Mentre Gesù usciva per la via, un tale accorse e, inginocchiatosi davanti a lui, gli domandò: «Maestro buono, che cosa devo fare per ereditare la vita eterna?» Gesù gli disse: «Perché mi chiami buono? Nessuno è buono, tranne uno solo, cioè Dio. Tu sai i comandamenti: "Non uccidere; non commettere adulterio; non rubare; non dire falsa testimonianza; non frodare nessuno; onora tuo padre e tua madre"». Ed egli rispose: «Maestro, tutte queste cose le ho osservate fin dalla mia gioventù». Gesù, guardatolo, l'amò e gli disse: «Una cosa ti manca!

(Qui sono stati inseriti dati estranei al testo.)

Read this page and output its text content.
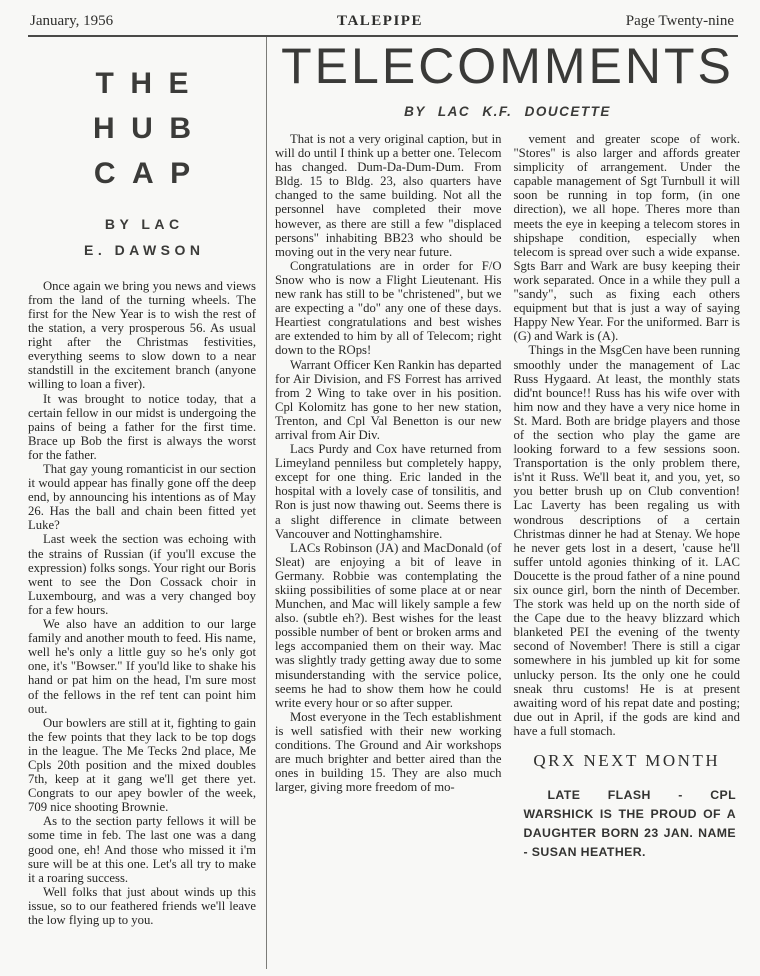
January, 1956	TALEPIPE	Page Twenty-nine
THE
HUB
CAP
BY LAC
E. DAWSON

Once again we bring you news and views from the land of the turning wheels. The first for the New Year is to wish the rest of the station, a very prosperous 56. As usual right after the Christmas festivities, everything seems to slow down to a near standstill in the excitement branch (anyone willing to loan a fiver).

It was brought to notice today, that a certain fellow in our midst is undergoing the pains of being a father for the first time. Brace up Bob the first is always the worst for the father.

That gay young romanticist in our section it would appear has finally gone off the deep end, by announcing his intentions as of May 26. Has the ball and chain been fitted yet Luke?

Last week the section was echoing with the strains of Russian (if you'll excuse the expression) folks songs. Your right our Boris went to see the Don Cossack choir in Luxembourg, and was a very changed boy for a few hours.

We also have an addition to our large family and another mouth to feed. His name, well he's only a little guy so he's only got one, it's "Bowser." If you'ld like to shake his hand or pat him on the head, I'm sure most of the fellows in the ref tent can point him out.

Our bowlers are still at it, fighting to gain the few points that they lack to be top dogs in the league. The Me Tecks 2nd place, Me Cpls 20th position and the mixed doubles 7th, keep at it gang we'll get there yet. Congrats to our apey bowler of the week, 709 nice shooting Brownie.

As to the section party fellows it will be some time in feb. The last one was a dang good one, eh! And those who missed it i'm sure will be at this one. Let's all try to make it a roaring success.

Well folks that just about winds up this issue, so to our feathered friends we'll leave the low flying up to you.

TELECOMMENTS
BY LAC K.F. DOUCETTE

That is not a very original caption, but in will do until I think up a better one. Telecom has changed. Dum-Da-Dum-Dum. From Bldg. 15 to Bldg. 23, also quarters have changed to the same building. Not all the personnel have completed their move however, as there are still a few "displaced persons" inhabiting BB23 who should be moving out in the very near future.

Congratulations are in order for F/O Snow who is now a Flight Lieutenant. His new rank has still to be "christened", but we are expecting a "do" any one of these days. Heartiest congratulations and best wishes are extended to him by all of Telecom; right down to the ROps!

Warrant Officer Ken Rankin has departed for Air Division, and FS Forrest has arrived from 2 Wing to take over in his position. Cpl Kolomitz has gone to her new station, Trenton, and Cpl Val Benetton is our new arrival from Air Div.

Lacs Purdy and Cox have returned from Limeyland penniless but completely happy, except for one thing. Eric landed in the hospital with a lovely case of tonsilitis, and Ron is just now thawing out. Seems there is a slight difference in climate between Vancouver and Nottinghamshire.

LACs Robinson (JA) and MacDonald (of Sleat) are enjoying a bit of leave in Germany. Robbie was contemplating the skiing possibilities of some place at or near Munchen, and Mac will likely sample a few also. (subtle eh?). Best wishes for the least possible number of bent or broken arms and legs accompanied them on their way. Mac was slightly trady getting away due to some misunderstanding with the service police, seems he had to show them how he could write every hour or so after supper.

Most everyone in the Tech establishment is well satisfied with their new working conditions. The Ground and Air workshops are much brighter and better aired than the ones in building 15. They are also much larger, giving more freedom of mo-

vement and greater scope of work. "Stores" is also larger and affords greater simplicity of arrangement. Under the capable management of Sgt Turnbull it will soon be running in top form, (in one direction), we all hope. Theres more than meets the eye in keeping a telecom stores in shipshape condition, especially when telecom is spread over such a wide expanse. Sgts Barr and Wark are busy keeping their work separated. Once in a while they pull a "sandy", such as fixing each others equipment but that is just a way of saying Happy New Year. For the uniformed. Barr is (G) and Wark is (A).

Things in the MsgCen have been running smoothly under the management of Lac Russ Hygaard. At least, the monthly stats did'nt bounce!! Russ has his wife over with him now and they have a very nice home in St. Mard. Both are bridge players and those of the section who play the game are looking forward to a few sessions soon. Transportation is the only problem there, is'nt it Russ. We'll beat it, and you, yet, so you better brush up on Club convention! Lac Laverty has been regaling us with wondrous descriptions of a certain Christmas dinner he had at Stenay. We hope he never gets lost in a desert, 'cause he'll suffer untold agonies thinking of it. LAC Doucette is the proud father of a nine pound six ounce girl, born the ninth of December. The stork was held up on the north side of the Cape due to the heavy blizzard which blanketed PEI the evening of the twenty second of November! There is still a cigar somewhere in his jumbled up kit for some unlucky person. Its the only one he could sneak thru customs! He is at present awaiting word of his repat date and posting; due out in April, if the gods are kind and have a full stomach.

QRX NEXT MONTH
LATE FLASH - CPL WARSHICK IS THE PROUD OF A DAUGHTER BORN 23 JAN. NAME - SUSAN HEATHER.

Va', vendi tutto ciò che hai e dàllo ai poveri e avrai un tesoro in cielo; poi vieni e seguimi». Ma egli, rattristato da quella parola, se ne andò dolente, perché aveva molti beni. Gesù, guardatosi attorno, disse ai suoi discepoli: «Quanto difficilmente coloro che hanno delle ricchezze entreranno nel regno di Dio!» I discepoli si stupirono di queste sue parole. E Gesù replicò loro: «Figlioli, quanto è difficile entrare nel regno di Dio! È più facile per un cammello passare attraverso la cruna di un ago, che per un ricco entrare nel regno di Dio».  Ed essi sempre più stupiti dicevano tra di loro: «Chi dunque può essere salvato?»  Gesù fissò lo sguardo su di loro e disse: «Agli uomini è impossibile, ma non a Dio; perché ogni cosa è possibile a Dio». (Marco 10, 17-31)

Nessun domestico può servire due padroni; perché o odierà l'uno e amerà l'altro, o avrà riguardo per l'uno e disprezzo per l'altro. Voi non potete servire Dio e Mammona» (Luca 16,13)

Venne Giuseppe d'Arimatea, illustre membro del Consiglio, il quale aspettava anch'egli il regno di Dio; e, fattosi coraggio, si presentò a Pilato e domandò il corpo di Gesù. (Marco 15,43)

In un precedente testo ( https://giuseppesbardella.blogspot.com/2021/09/noi-e-gli-ultimi.html ) ho messo in rilievo come, a mio parere, la “scelta preferenziale verso i poveri” operata dalla Chiesa cattolica dopo il Concilio Vaticano II debba essere intesa nel senso che il Cristiano debba vedere la realtà sociale con gli occhi e con la mente del povero, avere la loro stessa visione del mondo e, di conseguenza, desiderare e costruire la società che il povero sogna.

Che pensare allora della ricchezza?
Gesù dichiara beati i poveri (Matteo 5,3-1) e il termine beati secondo alcuni può essere tradotto con “il Signore è vicino a…”, sia nel Vecchio Testamento (si legga, ad esempio il profeta Amos) sia nel Nuovo Testamento non mancano (tutt’altro!) i testi che condannano la ricchezza (Lettera di Giacono 5,1-5, Vangelo di Marco 10,17-31, Vangelo di Luca 16,13, solo per citarne alcuni riportati all’inizio di questa riflessione.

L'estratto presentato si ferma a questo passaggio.